First of all, there is no reason to be afraid. Not only big corporations having terabytes of data can use data-warehouses. If you have a complex domain model and a few databases with millions of records here and there it might be useful to create a separate database instance for performing analytical queries and generating reports. Also, don’t believe people who say that you will need years to build a simple DW. You don’t need more than 4 weeks to develop DW that will bring some value to your business.
It’s very important to think about the architecture of your DW as it will define tools and procedures that will be used. To make it simple: ‘Inmon VS Kimball‘ is the question you need to answer:
In Inmon’s paradigm all information is stored in 3rd normal form. Basically, the schema of your DW will be similar (more or less) to the schema of your transactional database. Inmon’s paradigm is good for creating large centralized data warehouses that will serve the whole enterprise. It’s a top down approach that requires more upfront design. The performance in this model isn’t as good as in Kimball’s model because data is normalized.
In Kimball’s paradigm you start building several databases (known as data marts) that will serve individual departments of your business.
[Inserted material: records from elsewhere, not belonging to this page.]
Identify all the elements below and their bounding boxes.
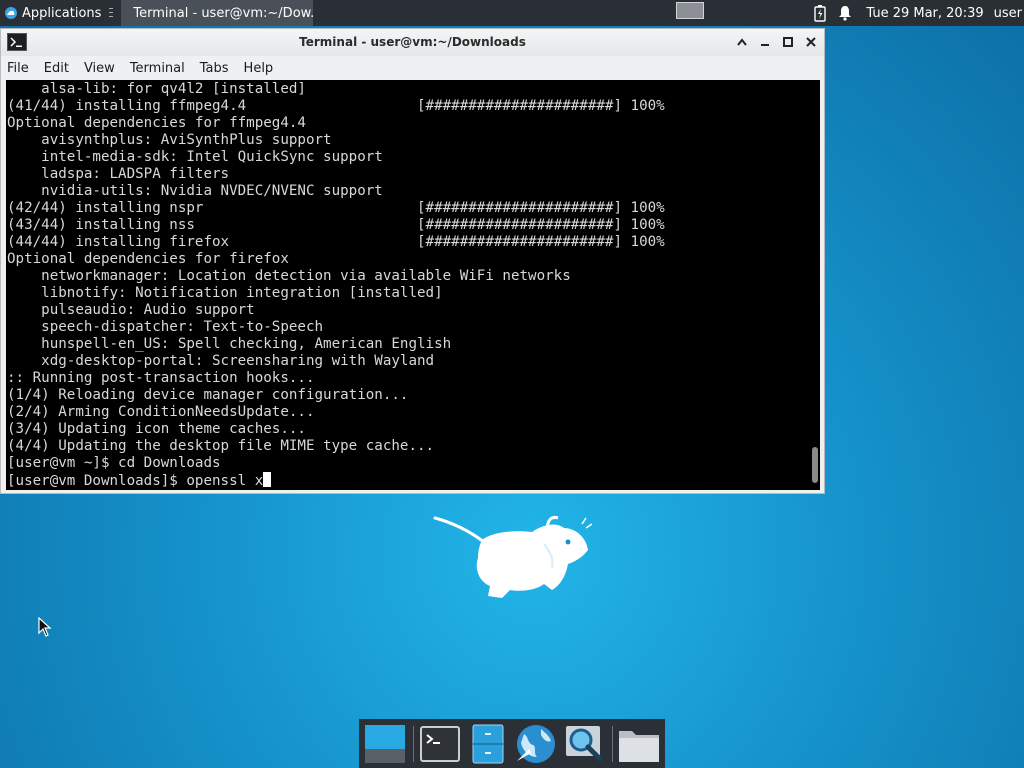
menu-help[interactable]: Help [244,61,274,76]
taskbar-terminal-button[interactable]: Terminal - user@vm:~/Dow... [121,0,314,26]
terminal-line: libnotify: Notification integration [ins… [7,285,443,301]
terminal-line: (3/4) Updating icon theme caches... [7,421,306,437]
terminal-line: speech-dispatcher: Text-to-Speech [7,319,324,335]
dock-web-browser-button[interactable] [513,721,559,767]
clock[interactable]: Tue 29 Mar, 20:39 [866,6,983,21]
menu-terminal[interactable]: Terminal [130,61,185,76]
menu-bar: File Edit View Terminal Tabs Help [1,56,824,80]
dock-file-manager-button[interactable] [465,721,511,767]
dock [359,719,665,768]
mouse-pointer-icon [38,617,52,637]
system-tray: Tue 29 Mar, 20:39 user [802,0,1024,26]
shade-window-button[interactable] [734,34,750,50]
terminal-line: pulseaudio: Audio support [7,302,255,318]
separator-dots-icon [109,8,114,17]
close-button[interactable] [803,34,819,50]
battery-icon[interactable] [814,4,827,22]
terminal-line: hunspell-en_US: Spell checking, American… [7,336,452,352]
menu-file[interactable]: File [7,61,29,76]
menu-edit[interactable]: Edit [44,61,69,76]
user-menu[interactable]: user [994,6,1022,21]
terminal-line: xdg-desktop-portal: Screensharing with W… [7,353,435,369]
dock-separator [413,725,414,762]
xfce-mouse-logo [433,516,592,598]
dock-home-folder-button[interactable] [616,721,662,767]
dock-terminal-button[interactable] [417,721,463,767]
terminal-line: nvidia-utils: Nvidia NVDEC/NVENC support [7,183,383,199]
close-icon [806,37,816,47]
globe-icon [517,724,555,763]
terminal-line: intel-media-sdk: Intel QuickSync support [7,149,383,165]
minimize-icon [761,44,769,46]
maximize-button[interactable] [780,34,796,50]
terminal-scrollbar[interactable] [812,447,818,483]
menu-view[interactable]: View [84,61,115,76]
terminal-line: alsa-lib: for qv4l2 [installed] [7,81,306,97]
terminal-line: (2/4) Arming ConditionNeedsUpdate... [7,404,315,420]
minimize-button[interactable] [757,34,773,50]
chevron-up-icon [737,38,747,46]
window-titlebar[interactable]: Terminal - user@vm:~/Downloads [1,29,824,56]
top-panel: Applications Terminal - user@vm:~/Dow...… [0,0,1024,26]
terminal-line: (44/44) installing firefox [############… [7,234,665,250]
notification-bell-icon[interactable] [838,5,852,21]
dock-separator [612,725,613,762]
terminal-line: :: Running post-transaction hooks... [7,370,315,386]
terminal-window: Terminal - user@vm:~/Downloads File Edit… [0,28,825,494]
window-title: Terminal - user@vm:~/Downloads [299,35,526,49]
terminal-line: (41/44) installing ffmpeg4.4 [##########… [7,98,665,114]
maximize-icon [783,37,793,47]
xfce-logo-icon [5,7,17,19]
terminal-line: [user@vm ~]$ cd Downloads [7,455,221,471]
applications-menu-button[interactable]: Applications [0,0,105,26]
menu-tabs[interactable]: Tabs [200,61,229,76]
dock-app-finder-button[interactable] [561,721,607,767]
applications-menu-label: Applications [22,5,102,21]
workspace-switcher[interactable] [676,2,704,19]
file-cabinet-icon [472,724,504,763]
folder-icon [619,730,659,762]
terminal-line: (43/44) installing nss [################… [7,217,665,233]
terminal-line: avisynthplus: AviSynthPlus support [7,132,332,148]
terminal-output: alsa-lib: for qv4l2 [installed] (41/44) … [6,80,820,490]
terminal-line: (4/4) Updating the desktop file MIME typ… [7,438,435,454]
show-desktop-icon [365,724,405,763]
terminal-line: (1/4) Reloading device manager configura… [7,387,409,403]
text-cursor [263,472,272,487]
magnifier-icon [566,725,603,761]
terminal-output-area[interactable]: alsa-lib: for qv4l2 [installed] (41/44) … [6,80,820,490]
terminal-line: Optional dependencies for firefox [7,251,289,267]
terminal-line: networkmanager: Location detection via a… [7,268,571,284]
terminal-line: ladspa: LADSPA filters [7,166,230,182]
terminal-line: Optional dependencies for ffmpeg4.4 [7,115,306,131]
taskbar-terminal-label: Terminal - user@vm:~/Dow... [133,5,314,21]
terminal-icon [420,725,460,762]
command-prompt-line: [user@vm Downloads]$ openssl x [7,473,264,489]
terminal-line: (42/44) installing nspr [###############… [7,200,665,216]
show-desktop-button[interactable] [362,721,408,767]
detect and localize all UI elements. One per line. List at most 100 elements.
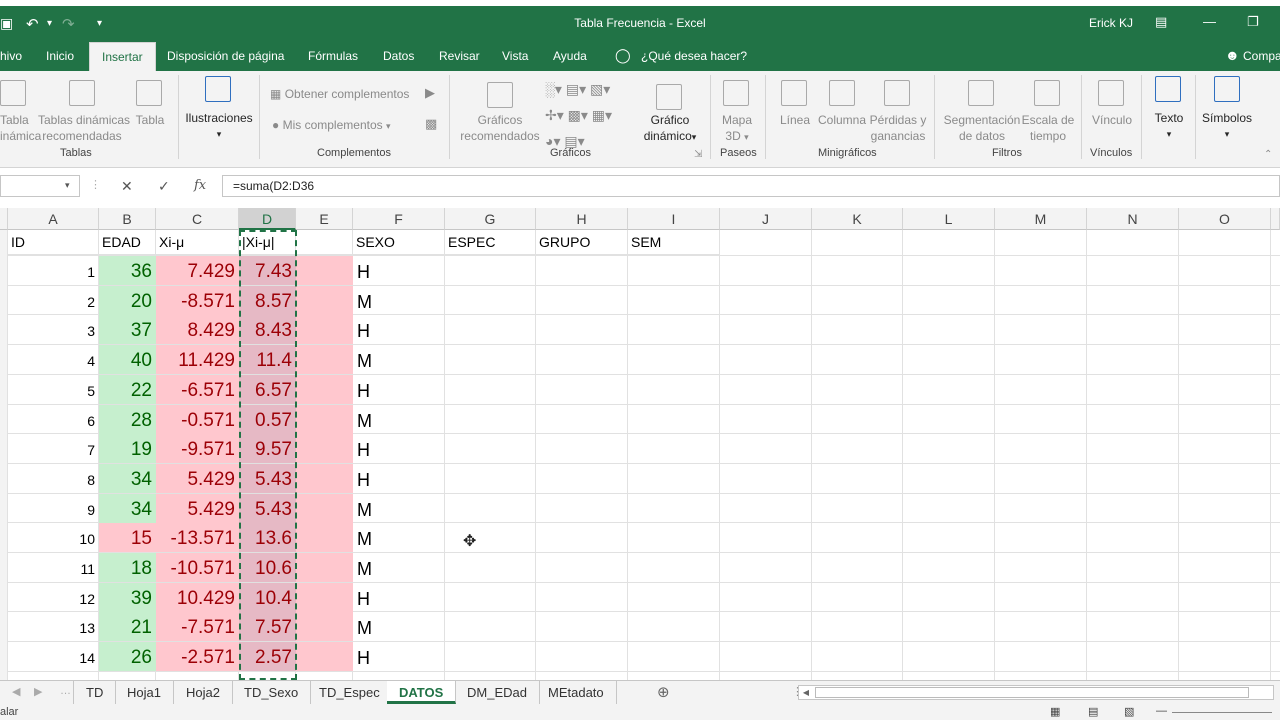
header-cell-dev[interactable]: Xi-μ (156, 230, 239, 255)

In this model DW is a combination of all data marts. The dimensional model, that is used to store data, simplifies the schema significantly and, as a result, gives you much better performance. As for me I prefer Kimball’s paradigm as you don’t have to design the whole DW upfront. You can start with creating a single data mart and it can be done by one person in a month.
Read about Kimball’s model
The best thing you can do is to buy this book “The Data Warehouse Toolkit, 2nd Edition: The Complete Guide to Dimensional Modeling”. It’s a good overview of the dimension model, which will help you if you don’t have any experience in building a DW. It helped me a lot. Highly recommend it to everyone interested in the topic.
Choosing a DBMS for your DW is a very important step. And it’s not an easy decision to make. There are two options you can choose from. If your dataset is rather small you can choose a familiar row-oriented database (such as Postgres). Just having data denormalized will improve performance. But if your database is huge it’s time to put on big boy’s pants and look at column-oriented storages:
- Row-oriented database are stable, reliable and familiar to everyone. They are perfect for transactional operations but not so good for analytical queries.
- Column-oriented databases are not very mature. As a result, they are hard to administrate, hard to find any documentation about, and they are not as reliable as row-oriented databases. It isn’t surprising taking into account the fact that these databases have been developing only for a few years. But they can give you something that MySQL can’t – performance. From my experience, they are AT LEAST 10 TIMES FASTER for complex analytical queries.
My advice would be to load some data into your favorite row-oriented database and check the performance. And ONLY if you are not happy with it go and try MonetDB, LucidDB, Infobright or some other column-oriented DBMS.
If you decided to go with a column-oriented database I can give you some advice about two databases I had experience with:
The biggest benefit you’ll get if you choose to use Infobright is that fact that it’s a mysql engine. You can use your favorite driver to connect to it (so you can use any language, any platform) and you won’t have to learn a new dialect of SQL. It’s a very solid product but the free version has severe limitations - you can use only bulk upload. No inserts, updates or deletes.
The distribution includes it’s own jdbc driver. If you are a ruby or a python developer you are out of luck. In addition, their site doesn’t contain any decent documentation. It’s just a collection of reference-like wiki page, most of which contain only a brief description of some crazy parameters such as processorMaxBytes or databaseShadowLogIncrementSize. I am 100% sure that most of all luciddb users will never change them. On the other hand, the free version of LucidDB doesn’t have any limitations.